Greg Abbott’s record is all the proof you need of this.
Attorney General Greg Abbott champions a requirement for voters to show photo identification to prevent ballot fraud. But such a rule would have deterred just a few of the cases his office has prosecuted in the last eight years.
Abbott, who’s making his defense of the state’s voter ID law a centerpiece of his campaign for governor, has pursued 66 people on charges of voting irregularities since 2004. Only four cases involved someone illegally casting a ballot at a polling place where a picture ID would have prevented it.
In most cases, voter-fraud violations in Texas have involved mail-in ballots. A few involved felons who aren’t allowed to vote. Some involved an election official engaged in illegal behavior. But none of those would have been stopped by the photo ID requirement.
Nevertheless, Abbott defends voter ID and says the fact that he hasn’t found many cases of in-person voter fraud doesn’t mean there aren’t any.
In his most extensive interview on the issue as attorney general, Abbott cited a Supreme Court opinion upholding photo ID in an Indiana case. The high court suggested the presence of absentee-vote fraud likely means voter-impersonation is happening as well.
“Anyone who thinks there isn’t cheating going on at the ballot box is wrong,” Abbott said. “It doesn’t matter that the cheating is in-person voter impersonation or absentee ballot. The Supreme Court says it doesn’t matter. What matters more is the integrity of the election system.”
The attorney general’s role defending the law and his record prosecuting voter fraud cases, mostly against Democrats and racial minorities, could become an issue in next year’s elections, when Abbott is seeking the GOP nomination for governor.
And in the meantime, the law is one of the frontiers in the escalating national battle over voting rights. The U.S. Justice Department and Texas Democrats are challenging the 2011 Texas law requiring ID in court. The law requires state-issued photo ID, such as a driver’s license or a concealed handgun permit. It has yet to be used in a major election.
Supporters say photo ID is an effective way to prevent ballot fraud. Opponents say there’s no evidence of widespread fraud in Texas and the law’s real intent is to suppress the votes of people who tend to vote Democrat, particularly lower-income people, blacks and Hispanics.
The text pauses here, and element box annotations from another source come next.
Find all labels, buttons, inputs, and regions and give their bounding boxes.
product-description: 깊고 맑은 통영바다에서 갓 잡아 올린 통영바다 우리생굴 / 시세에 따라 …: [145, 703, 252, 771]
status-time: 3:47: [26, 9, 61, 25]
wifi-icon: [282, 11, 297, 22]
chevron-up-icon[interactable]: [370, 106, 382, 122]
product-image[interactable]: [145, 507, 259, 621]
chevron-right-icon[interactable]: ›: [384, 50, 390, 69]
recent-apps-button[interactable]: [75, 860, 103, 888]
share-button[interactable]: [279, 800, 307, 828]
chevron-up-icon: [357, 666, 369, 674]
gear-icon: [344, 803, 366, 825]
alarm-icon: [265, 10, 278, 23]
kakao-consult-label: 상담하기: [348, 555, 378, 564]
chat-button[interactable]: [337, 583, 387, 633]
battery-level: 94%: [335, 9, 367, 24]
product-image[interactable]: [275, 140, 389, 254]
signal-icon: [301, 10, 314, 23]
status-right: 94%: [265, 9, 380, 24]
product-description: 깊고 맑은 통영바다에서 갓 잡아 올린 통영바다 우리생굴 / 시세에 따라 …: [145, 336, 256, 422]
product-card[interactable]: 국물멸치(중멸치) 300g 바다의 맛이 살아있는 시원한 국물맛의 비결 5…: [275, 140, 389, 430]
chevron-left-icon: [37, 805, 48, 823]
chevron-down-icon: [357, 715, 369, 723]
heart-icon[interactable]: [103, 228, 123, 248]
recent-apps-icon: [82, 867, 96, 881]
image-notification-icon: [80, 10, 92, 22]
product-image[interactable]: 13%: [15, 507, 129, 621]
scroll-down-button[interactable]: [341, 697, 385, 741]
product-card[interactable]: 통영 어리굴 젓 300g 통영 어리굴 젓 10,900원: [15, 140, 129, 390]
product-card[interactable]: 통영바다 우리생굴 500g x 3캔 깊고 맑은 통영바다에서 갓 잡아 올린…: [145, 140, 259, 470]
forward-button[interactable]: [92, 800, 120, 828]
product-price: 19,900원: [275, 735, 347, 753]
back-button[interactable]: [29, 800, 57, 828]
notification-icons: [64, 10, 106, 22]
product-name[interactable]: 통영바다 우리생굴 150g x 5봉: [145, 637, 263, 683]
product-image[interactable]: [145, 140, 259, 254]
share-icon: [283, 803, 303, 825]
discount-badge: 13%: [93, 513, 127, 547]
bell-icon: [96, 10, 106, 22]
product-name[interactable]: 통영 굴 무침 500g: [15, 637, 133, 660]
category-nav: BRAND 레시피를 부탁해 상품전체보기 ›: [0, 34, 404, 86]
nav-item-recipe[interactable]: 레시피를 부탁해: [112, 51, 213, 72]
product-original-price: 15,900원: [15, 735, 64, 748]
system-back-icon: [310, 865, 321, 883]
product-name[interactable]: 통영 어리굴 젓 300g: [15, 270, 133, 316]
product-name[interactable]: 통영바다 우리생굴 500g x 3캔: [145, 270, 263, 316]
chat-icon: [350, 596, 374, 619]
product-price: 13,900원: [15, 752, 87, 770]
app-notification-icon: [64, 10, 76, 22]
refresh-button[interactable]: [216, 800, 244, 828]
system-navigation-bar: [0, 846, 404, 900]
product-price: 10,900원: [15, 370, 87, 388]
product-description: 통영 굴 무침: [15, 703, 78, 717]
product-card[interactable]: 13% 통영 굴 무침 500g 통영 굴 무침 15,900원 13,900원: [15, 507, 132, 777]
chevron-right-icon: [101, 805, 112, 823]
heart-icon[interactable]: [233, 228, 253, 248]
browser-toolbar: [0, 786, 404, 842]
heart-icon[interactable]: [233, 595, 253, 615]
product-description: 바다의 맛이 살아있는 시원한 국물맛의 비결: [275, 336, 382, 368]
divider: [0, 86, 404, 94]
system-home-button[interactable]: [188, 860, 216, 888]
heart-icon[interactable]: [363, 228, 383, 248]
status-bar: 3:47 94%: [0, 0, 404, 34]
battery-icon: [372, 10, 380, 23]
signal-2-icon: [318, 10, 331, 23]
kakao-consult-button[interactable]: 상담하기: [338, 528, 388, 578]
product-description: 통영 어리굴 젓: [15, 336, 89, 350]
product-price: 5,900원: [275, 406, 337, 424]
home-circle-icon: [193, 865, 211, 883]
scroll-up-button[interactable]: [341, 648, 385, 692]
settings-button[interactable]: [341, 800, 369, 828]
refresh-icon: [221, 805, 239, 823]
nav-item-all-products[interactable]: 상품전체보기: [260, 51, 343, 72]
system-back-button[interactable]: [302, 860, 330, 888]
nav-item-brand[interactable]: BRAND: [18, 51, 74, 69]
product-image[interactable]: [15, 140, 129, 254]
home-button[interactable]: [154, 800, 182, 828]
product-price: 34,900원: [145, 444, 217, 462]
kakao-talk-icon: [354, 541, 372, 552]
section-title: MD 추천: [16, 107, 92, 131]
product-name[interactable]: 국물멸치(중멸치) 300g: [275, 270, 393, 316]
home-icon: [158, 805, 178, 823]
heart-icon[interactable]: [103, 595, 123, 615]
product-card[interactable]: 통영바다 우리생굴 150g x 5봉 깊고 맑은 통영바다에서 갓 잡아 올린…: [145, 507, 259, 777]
“If you really wanted to go after all the voter irregularities, you’d be looking at mail ballots,” said state Rep. Trey Martinez Fischer, the San Antonio Democrat who chairs the Mexican American Legislative Caucus. “You’d be looking at poll worker activity and electioneering. You’d be looking at the aggressive groups that are out there intimidating voters when they stand in line at a polling place.”
Fischer said Abbott’s own record prosecuting few cases in which photo ID would have been effective suggests the requirement is about putting obstacles in the way of Democratic voters, not stopping illegal voting.
Abbott’s justification for his relentless voter fraud hunting is pretty much the same as the justification Bigfoot hunters give. His pursuit is only marginally less irrational.
Look, it’s not just that if you really cared about the integrity of the vote you’d ask the Legislature to do something about the cases that have made up almost 95% of your prosecutions, instead of obsessively focusing on that tiny minority of them. There’s also the ridiculously and selectively restrictive nature of the voter ID law, in which a concealed handgun license is valid ID but a student ID isn’t. There’s the pathetically non-existent effort to provide IDs for those that don’t have them, such as making people who don’t have drivers licenses travel up to 200 miles to get a valid alternative ID. And of course there’s the separate but equally problematic legislation to crack down on voter registration. (See this otherwise amenable to voter ID editorial from the Star Telegram for a list of things the Lege could have done but chose not to do to make the law somewhat less onerous.) Putting it all together puts the lie to the claims about protecting the integrity of the vote. It’s always been about making it harder for certain people to cast a ballot. If the claim that voter ID was really about “protecting the integrity of the vote” was one of Abbott’s prosecutions, the charge would have been dismissed by now. Trail Blazers and EoW have more.
Abbott’s voter suppression efforts is obscene.